Repair crews fixed the problem, but not before residents were left without heat when it was 10 degrees outside for several hours.
It happened to houses on and around 50th between Hazel and Cedar Avenues. Residents say power shut off between 9:30 and 10 p.m. on Wednesday.
PECO crews worked throughout Thursday morning to fix a blown transformer, which created the outages.
Resident Lisa Reed said she’s never been more happy to hear her power and heat fire up at 6 a.m. It was a long overnight for her family after she heard a noise Wednesday evening.
“A big loud, like explosion it sounded like, and my kids were like what was that? Then the power just like went out,” said Reed.

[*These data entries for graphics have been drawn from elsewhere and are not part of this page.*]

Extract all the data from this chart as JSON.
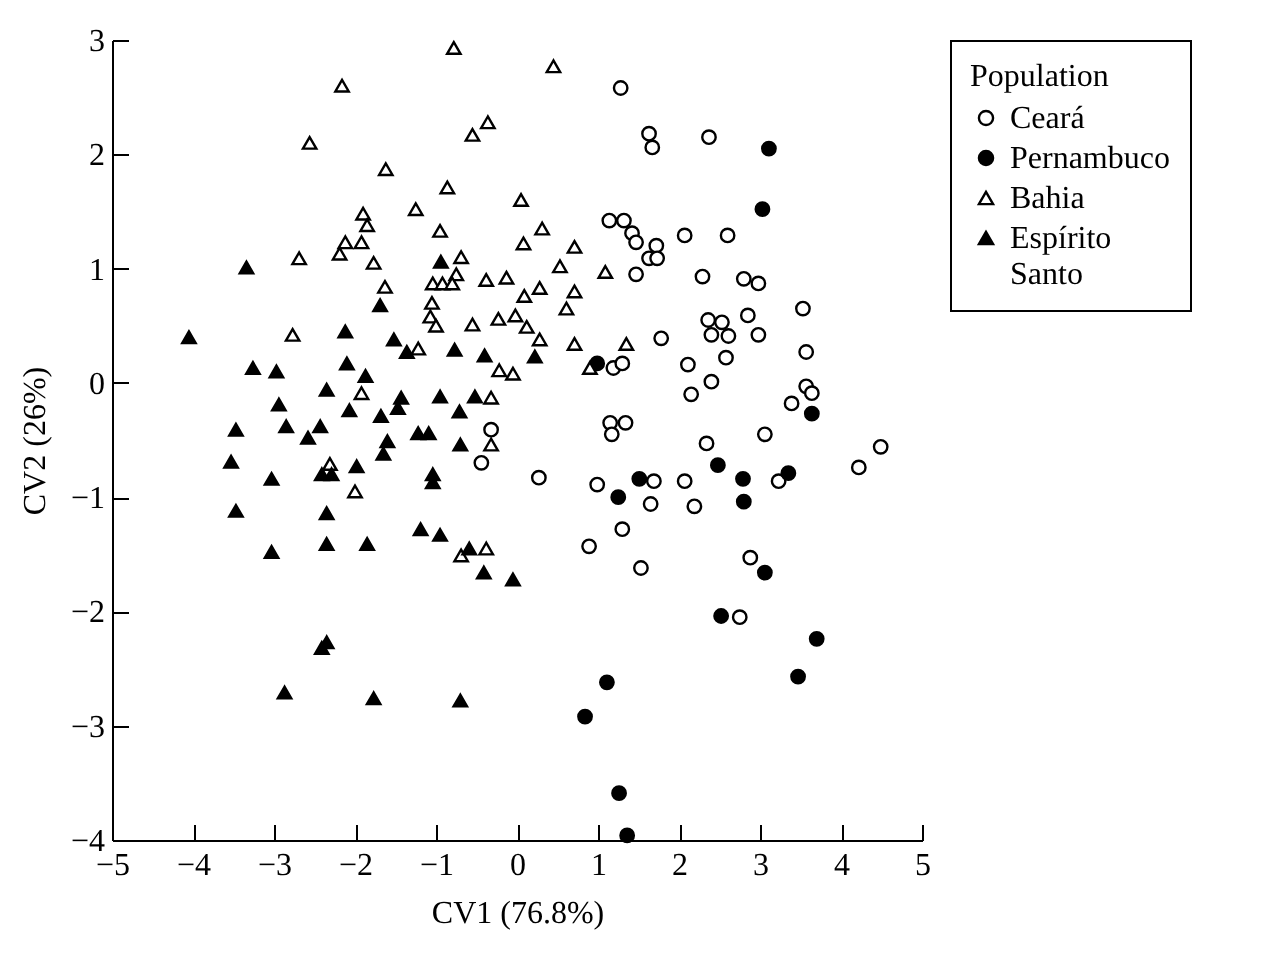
{
  "chart_data": {
    "type": "scatter",
    "xlabel": "CV1 (76.8%)",
    "ylabel": "CV2 (26%)",
    "legend_title": "Population",
    "legend": "right",
    "grid": false,
    "xlim": [
      -5,
      5
    ],
    "xticks": [
      -5,
      -4,
      -3,
      -2,
      -1,
      0,
      1,
      2,
      3,
      4,
      5
    ],
    "ylim": [
      -4,
      3
    ],
    "yticks": [
      -4,
      -3,
      -2,
      -1,
      0,
      1,
      2,
      3
    ],
    "series": [
      {
        "name": "Ceará",
        "color": "#000000",
        "marker": "circle-open",
        "x": [
          1.28,
          1.63,
          1.67,
          2.37,
          1.14,
          1.32,
          1.42,
          1.47,
          1.72,
          1.63,
          1.73,
          2.07,
          2.6,
          1.47,
          2.29,
          2.8,
          2.98,
          3.53,
          1.78,
          2.36,
          2.53,
          2.4,
          2.61,
          2.85,
          2.98,
          2.58,
          3.57,
          2.11,
          2.4,
          2.15,
          3.39,
          3.57,
          3.64,
          1.19,
          1.3,
          1.15,
          1.34,
          1.17,
          2.34,
          3.06,
          4.49,
          4.22,
          -0.32,
          -0.44,
          0.27,
          0.99,
          1.69,
          2.07,
          1.65,
          2.19,
          3.23,
          1.3,
          0.89,
          1.53,
          2.88,
          2.75
        ],
        "values": [
          2.58,
          2.18,
          2.06,
          2.15,
          1.42,
          1.42,
          1.31,
          1.23,
          1.2,
          1.09,
          1.09,
          1.29,
          1.29,
          0.95,
          0.93,
          0.91,
          0.87,
          0.65,
          0.39,
          0.55,
          0.53,
          0.42,
          0.41,
          0.59,
          0.42,
          0.22,
          0.27,
          0.16,
          0.01,
          -0.1,
          -0.18,
          -0.03,
          -0.09,
          0.13,
          0.17,
          -0.35,
          -0.35,
          -0.45,
          -0.53,
          -0.45,
          -0.56,
          -0.74,
          -0.41,
          -0.7,
          -0.83,
          -0.89,
          -0.86,
          -0.86,
          -1.06,
          -1.08,
          -0.86,
          -1.28,
          -1.43,
          -1.62,
          -1.53,
          -2.05
        ]
      },
      {
        "name": "Pernambuco",
        "color": "#000000",
        "marker": "circle",
        "x": [
          3.11,
          3.03,
          0.99,
          3.64,
          2.48,
          2.79,
          3.35,
          1.51,
          1.25,
          2.8,
          3.06,
          2.52,
          3.7,
          3.47,
          1.11,
          0.84,
          1.26,
          1.36
        ],
        "values": [
          2.05,
          1.52,
          0.17,
          -0.27,
          -0.72,
          -0.84,
          -0.79,
          -0.84,
          -1.0,
          -1.04,
          -1.66,
          -2.04,
          -2.24,
          -2.57,
          -2.62,
          -2.92,
          -3.59,
          -3.96
        ]
      },
      {
        "name": "Bahia",
        "color": "#000000",
        "marker": "triangle-open",
        "x": [
          -0.78,
          -2.16,
          -2.56,
          -1.62,
          -0.86,
          -0.55,
          -0.36,
          -1.25,
          -1.9,
          -1.85,
          -2.12,
          -1.92,
          -2.19,
          -1.77,
          -2.69,
          -0.95,
          -0.69,
          -0.75,
          -1.04,
          -0.92,
          -0.8,
          -0.38,
          -0.13,
          -1.63,
          -1.05,
          -1.07,
          -1.0,
          -0.55,
          -0.23,
          -2.77,
          -1.22,
          -0.22,
          -0.05,
          -1.92,
          -0.32,
          -2.31,
          -0.32,
          -2.0,
          -0.69,
          -0.38,
          0.45,
          0.05,
          0.31,
          0.08,
          0.71,
          0.53,
          1.09,
          0.09,
          0.28,
          0.71,
          0.61,
          -0.02,
          0.12,
          0.28,
          0.71,
          1.35,
          0.9
        ],
        "values": [
          2.93,
          2.6,
          2.1,
          1.87,
          1.71,
          2.17,
          2.28,
          1.52,
          1.48,
          1.38,
          1.23,
          1.23,
          1.13,
          1.05,
          1.09,
          1.33,
          1.1,
          0.95,
          0.87,
          0.87,
          0.87,
          0.9,
          0.92,
          0.84,
          0.7,
          0.58,
          0.5,
          0.51,
          0.56,
          0.42,
          0.3,
          0.11,
          0.08,
          -0.09,
          -0.13,
          -0.71,
          -0.54,
          -0.95,
          -1.51,
          -1.45,
          2.77,
          1.6,
          1.35,
          1.22,
          1.19,
          1.02,
          0.97,
          0.76,
          0.83,
          0.8,
          0.65,
          0.59,
          0.49,
          0.38,
          0.34,
          0.34,
          0.13
        ]
      },
      {
        "name": "Espírito Santo",
        "color": "#000000",
        "marker": "triangle",
        "x": [
          -3.34,
          -4.05,
          -2.12,
          -3.26,
          -2.97,
          -2.1,
          -1.87,
          -2.35,
          -2.94,
          -2.07,
          -1.68,
          -1.43,
          -1.47,
          -1.52,
          -1.36,
          -1.69,
          -0.94,
          -0.77,
          -0.4,
          -0.95,
          -0.71,
          -0.52,
          -3.47,
          -2.85,
          -2.58,
          -2.43,
          -1.6,
          -1.22,
          -1.09,
          -0.7,
          -3.53,
          -3.03,
          -2.41,
          -2.29,
          -1.98,
          -1.65,
          -1.04,
          -1.04,
          -3.47,
          -2.35,
          -3.03,
          -2.35,
          -1.85,
          -1.19,
          -0.95,
          -0.59,
          -0.41,
          -0.05,
          -2.41,
          -2.35,
          -2.87,
          -1.77,
          -0.7,
          0.22
        ],
        "values": [
          1.01,
          0.4,
          0.45,
          0.13,
          0.1,
          0.17,
          0.06,
          -0.06,
          -0.19,
          -0.24,
          -0.29,
          -0.13,
          -0.22,
          0.38,
          0.27,
          0.68,
          1.06,
          0.29,
          0.24,
          -0.12,
          -0.25,
          -0.12,
          -0.41,
          -0.38,
          -0.48,
          -0.38,
          -0.51,
          -0.44,
          -0.44,
          -0.54,
          -0.69,
          -0.84,
          -0.8,
          -0.8,
          -0.73,
          -0.62,
          -0.8,
          -0.87,
          -1.12,
          -1.14,
          -1.48,
          -1.41,
          -1.41,
          -1.28,
          -1.33,
          -1.45,
          -1.66,
          -1.72,
          -2.32,
          -2.27,
          -2.71,
          -2.76,
          -2.78,
          0.23
        ]
      }
    ]
  }
}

PECO says more than 100 of its customers were without power after the transformer blew.
Resident Bridget McCoy said she and her husband decided to stay in their home, despite the vicious temperatures.
“It is very cold in my house right now. It’s actually 45 degrees in my house,” McCoy told Eyewitness News as she headed to work around 4 a.m., “And add on top of that, you don’t have any light, you can see your breath that’s about the only thing you can see. It was a rough night!”
Police set up a shelter at the Samuel B. Huey Elementary School on 52nd and Pine to give residents relief if needed.
A PECO spokesperson says it was an active overnight for its crews because of the cold temperatures.
Additional staff was added to help respond to the problems.
More and more people have generators to provide back-up power during a blackout, but a Philadelphia attorney warns about an unseen danger.
Thomas Gowen, of the Locks Law Firm, says he’s handled a disturbing number of carbon monoxide poisoning cases, some occurring because the exhaust pouring out of a generator is not being handled properly.
“Generators put out a vicious amount of carbon monoxide. They’re usually gasoline-powered and you can’t put them in a garage, even with the door open,” he said. “You can’t put them near a window on the outside and you can never, ever put them inside the building.”
Gowen would like to see generator manufacturers incorporate carbon monoxide detectors and an automatic override on their machines. He says that’s proven and relatively inexpensive technology.
Catalytic converters, a la modern autos, are another potential solution but for now, caveat generator. Let’s be very careful.